I hope that clarifies what I meant.

ah. yeah. i can relate. i lost ALL my Christian friends when i expressed my newly forming agnosticism. each in turn tried to re-convince me that their beliefs were the ONLY Truth and since my new agnosticism included a strict practice of self honesty i couldn't agree. i was called a few Biblical insults, consigned to hell and shunned. i was sad since some of those folks had been my friends for many years but oh well ... i guess they weren't really my friends anyway. one woman with whom i had shared a 5 year friendship told me there was no point in her being friends with me anymore since she was going to heaven and i was going to hell.

GentleStrength
05-04-2011, 07:26 AM
ah. yeah. i can relate. i lost ALL my Christian friends when i expressed my newly forming agnosticism. each in turn tried to re-convince me that their beliefs were the ONLY Truth and since my new agnosticism included a strict practice of self honesty i couldn't agree. i was called a few Biblical insults, consigned to hell and shunned. i was sad since some of those folks had been my friends for many years but oh well ... i guess they weren't really my friends anyway. one woman with whom i had shared a 5 year friendship told me there was no point in her being friends with me anymore since she was going to heaven and i was going to hell.
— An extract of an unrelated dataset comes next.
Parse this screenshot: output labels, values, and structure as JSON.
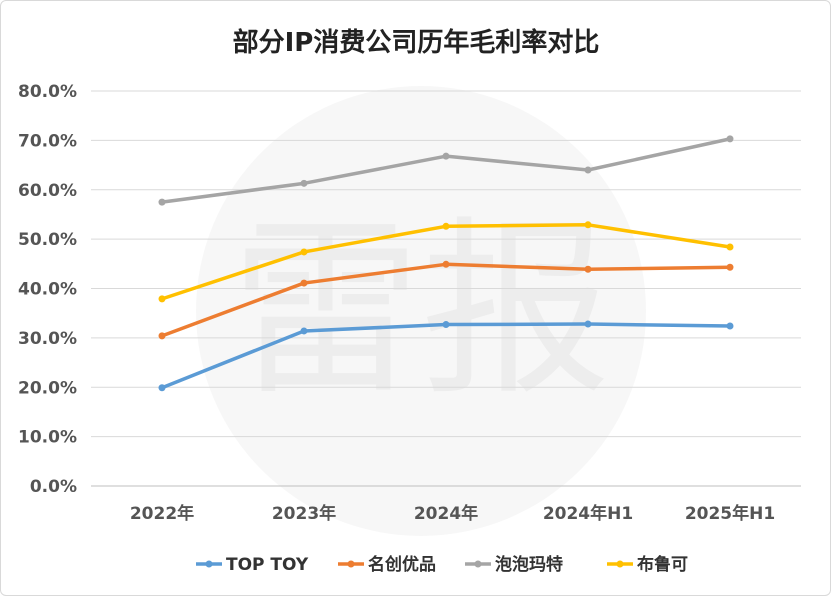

Got to love the belief system that says, "Believe what we do or you shall be banned and ostracized!". What an example of acceptance and love. :rolleyes:

I respect the strength you had to follow your own path even though your "friends" did everything they could to deny your truth. :hello2:

I hope you have many new supportive friends who believe in you and your truth regardless if it exactly matches theirs or not.